Toxicity to microorganisms

In a 3 hour toxicity study conducted according to OECD Guideline 209 (Activated Sludge, Respiration Inhibition Test) and EU Method C.11 (Biodegradation: Activated Sludge Respiration Inhibition Test), the cultures of activated sludge of a predominantly domestic sewage treatment plant were exposed to Isostearic acid, esters with methyl α-D-glucoside at a nominal concentration of 100 mg/L under static conditions. No analytical control was performed.

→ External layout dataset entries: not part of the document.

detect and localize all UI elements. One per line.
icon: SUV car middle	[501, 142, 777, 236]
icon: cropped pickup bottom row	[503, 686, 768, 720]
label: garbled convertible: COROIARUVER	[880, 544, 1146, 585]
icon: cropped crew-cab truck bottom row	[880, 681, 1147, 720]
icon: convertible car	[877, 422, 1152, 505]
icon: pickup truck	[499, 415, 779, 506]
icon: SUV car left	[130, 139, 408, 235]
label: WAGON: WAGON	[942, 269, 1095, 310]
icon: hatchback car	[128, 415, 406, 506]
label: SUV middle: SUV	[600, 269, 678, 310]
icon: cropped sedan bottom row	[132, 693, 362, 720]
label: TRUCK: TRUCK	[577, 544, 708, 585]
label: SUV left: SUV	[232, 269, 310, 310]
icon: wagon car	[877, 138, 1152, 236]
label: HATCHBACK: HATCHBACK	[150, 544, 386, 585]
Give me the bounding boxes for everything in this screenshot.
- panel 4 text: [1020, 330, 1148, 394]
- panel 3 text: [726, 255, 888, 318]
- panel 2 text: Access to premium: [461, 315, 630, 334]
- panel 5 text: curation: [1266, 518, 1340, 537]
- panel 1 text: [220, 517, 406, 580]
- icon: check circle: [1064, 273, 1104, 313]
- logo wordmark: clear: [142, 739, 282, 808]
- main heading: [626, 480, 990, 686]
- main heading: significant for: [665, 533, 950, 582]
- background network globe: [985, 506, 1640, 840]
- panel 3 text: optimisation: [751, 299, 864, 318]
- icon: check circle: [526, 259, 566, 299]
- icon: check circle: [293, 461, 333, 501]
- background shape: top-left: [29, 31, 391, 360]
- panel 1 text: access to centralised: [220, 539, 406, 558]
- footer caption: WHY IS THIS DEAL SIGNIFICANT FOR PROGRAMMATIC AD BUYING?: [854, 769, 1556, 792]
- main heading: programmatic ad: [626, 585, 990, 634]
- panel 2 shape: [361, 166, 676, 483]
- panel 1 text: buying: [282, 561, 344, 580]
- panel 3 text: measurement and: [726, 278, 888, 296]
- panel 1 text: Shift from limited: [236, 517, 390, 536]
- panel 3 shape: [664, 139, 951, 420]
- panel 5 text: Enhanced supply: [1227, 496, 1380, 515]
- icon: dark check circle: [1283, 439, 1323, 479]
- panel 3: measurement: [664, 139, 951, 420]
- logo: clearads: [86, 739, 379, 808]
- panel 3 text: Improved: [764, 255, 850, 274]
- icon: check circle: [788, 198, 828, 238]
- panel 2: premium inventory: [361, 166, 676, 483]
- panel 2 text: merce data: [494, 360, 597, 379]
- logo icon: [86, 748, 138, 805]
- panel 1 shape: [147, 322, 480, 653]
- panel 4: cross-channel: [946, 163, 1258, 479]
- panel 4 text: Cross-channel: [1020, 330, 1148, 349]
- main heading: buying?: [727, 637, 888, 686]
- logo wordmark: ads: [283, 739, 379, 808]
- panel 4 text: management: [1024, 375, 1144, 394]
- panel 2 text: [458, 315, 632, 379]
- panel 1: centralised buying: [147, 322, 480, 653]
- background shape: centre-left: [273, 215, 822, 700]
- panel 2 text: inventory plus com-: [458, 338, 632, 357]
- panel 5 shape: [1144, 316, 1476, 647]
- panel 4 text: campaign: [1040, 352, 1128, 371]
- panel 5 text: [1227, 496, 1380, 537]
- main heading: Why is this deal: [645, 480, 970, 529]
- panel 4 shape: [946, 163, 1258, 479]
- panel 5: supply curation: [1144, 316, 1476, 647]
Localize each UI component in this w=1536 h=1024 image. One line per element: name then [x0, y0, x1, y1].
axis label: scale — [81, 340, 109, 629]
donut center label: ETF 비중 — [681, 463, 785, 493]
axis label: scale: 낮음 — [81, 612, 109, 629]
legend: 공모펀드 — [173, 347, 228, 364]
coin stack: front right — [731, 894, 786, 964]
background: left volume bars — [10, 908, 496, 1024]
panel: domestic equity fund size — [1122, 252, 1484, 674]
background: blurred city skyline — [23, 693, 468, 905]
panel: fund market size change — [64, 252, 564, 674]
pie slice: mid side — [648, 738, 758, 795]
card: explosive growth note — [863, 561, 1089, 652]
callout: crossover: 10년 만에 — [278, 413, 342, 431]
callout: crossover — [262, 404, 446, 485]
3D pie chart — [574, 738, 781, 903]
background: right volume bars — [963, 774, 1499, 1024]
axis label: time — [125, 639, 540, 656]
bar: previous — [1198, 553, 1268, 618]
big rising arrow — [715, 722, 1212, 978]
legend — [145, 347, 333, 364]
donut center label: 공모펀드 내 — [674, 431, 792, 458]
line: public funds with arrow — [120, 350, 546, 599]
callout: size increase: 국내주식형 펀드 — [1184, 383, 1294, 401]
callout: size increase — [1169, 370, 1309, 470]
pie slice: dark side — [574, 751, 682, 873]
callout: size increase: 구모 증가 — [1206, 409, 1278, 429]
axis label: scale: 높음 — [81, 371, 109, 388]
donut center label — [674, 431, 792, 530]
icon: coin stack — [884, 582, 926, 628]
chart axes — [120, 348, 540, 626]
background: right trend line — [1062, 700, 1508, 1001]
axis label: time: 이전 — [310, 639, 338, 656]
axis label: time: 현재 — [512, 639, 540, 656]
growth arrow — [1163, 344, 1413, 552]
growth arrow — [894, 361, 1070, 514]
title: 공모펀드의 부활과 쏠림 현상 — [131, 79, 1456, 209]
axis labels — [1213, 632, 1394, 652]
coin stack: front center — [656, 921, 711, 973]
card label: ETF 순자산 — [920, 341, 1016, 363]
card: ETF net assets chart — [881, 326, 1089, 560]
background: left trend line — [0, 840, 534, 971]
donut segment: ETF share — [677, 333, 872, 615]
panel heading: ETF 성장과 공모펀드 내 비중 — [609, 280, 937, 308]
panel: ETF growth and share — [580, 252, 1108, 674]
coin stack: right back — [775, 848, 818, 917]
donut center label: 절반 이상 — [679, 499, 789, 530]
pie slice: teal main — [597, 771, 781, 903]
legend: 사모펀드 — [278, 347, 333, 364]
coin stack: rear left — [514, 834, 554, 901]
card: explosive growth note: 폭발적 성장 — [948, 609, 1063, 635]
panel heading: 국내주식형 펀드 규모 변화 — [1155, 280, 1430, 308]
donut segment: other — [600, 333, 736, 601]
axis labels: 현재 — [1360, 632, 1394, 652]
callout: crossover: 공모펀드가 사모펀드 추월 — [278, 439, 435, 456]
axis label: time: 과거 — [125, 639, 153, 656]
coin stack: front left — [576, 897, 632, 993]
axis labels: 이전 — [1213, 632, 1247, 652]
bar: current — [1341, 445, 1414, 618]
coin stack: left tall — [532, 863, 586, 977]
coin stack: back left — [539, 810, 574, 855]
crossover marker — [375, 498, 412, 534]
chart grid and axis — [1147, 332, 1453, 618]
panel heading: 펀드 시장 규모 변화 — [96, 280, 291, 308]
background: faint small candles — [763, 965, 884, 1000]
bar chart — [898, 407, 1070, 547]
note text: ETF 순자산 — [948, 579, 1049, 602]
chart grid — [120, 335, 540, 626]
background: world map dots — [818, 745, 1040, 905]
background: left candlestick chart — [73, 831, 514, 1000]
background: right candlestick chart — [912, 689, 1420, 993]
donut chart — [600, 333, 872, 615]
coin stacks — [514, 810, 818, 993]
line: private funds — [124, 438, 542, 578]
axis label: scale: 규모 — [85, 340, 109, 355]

There was no significant inhibitory effect of the test item at 100 mg/l; the deviations from the untreated controls were less than 15 %. The EC50 could not be calculated because Isostearic acid, esters with methyl α-D-glucoside proved to be non-toxic. Therefore the 3 h EC50 value based on inhibition of respiration was > 100 mg/L.

The value is supported by the 1 h EC 50 data from Stearic acid, esters with methyl α-D-glucoside. According to DIN 38412 part 27 (Bacteria Respiration test, preliminary draft) Pseudomonas putida was assessed by measuring the respiration rate after 1 hour at 0 and 10000 mg/l (nominal). No analytical control was performed. The 1 h EC 50 was higher than 10000 mg/l.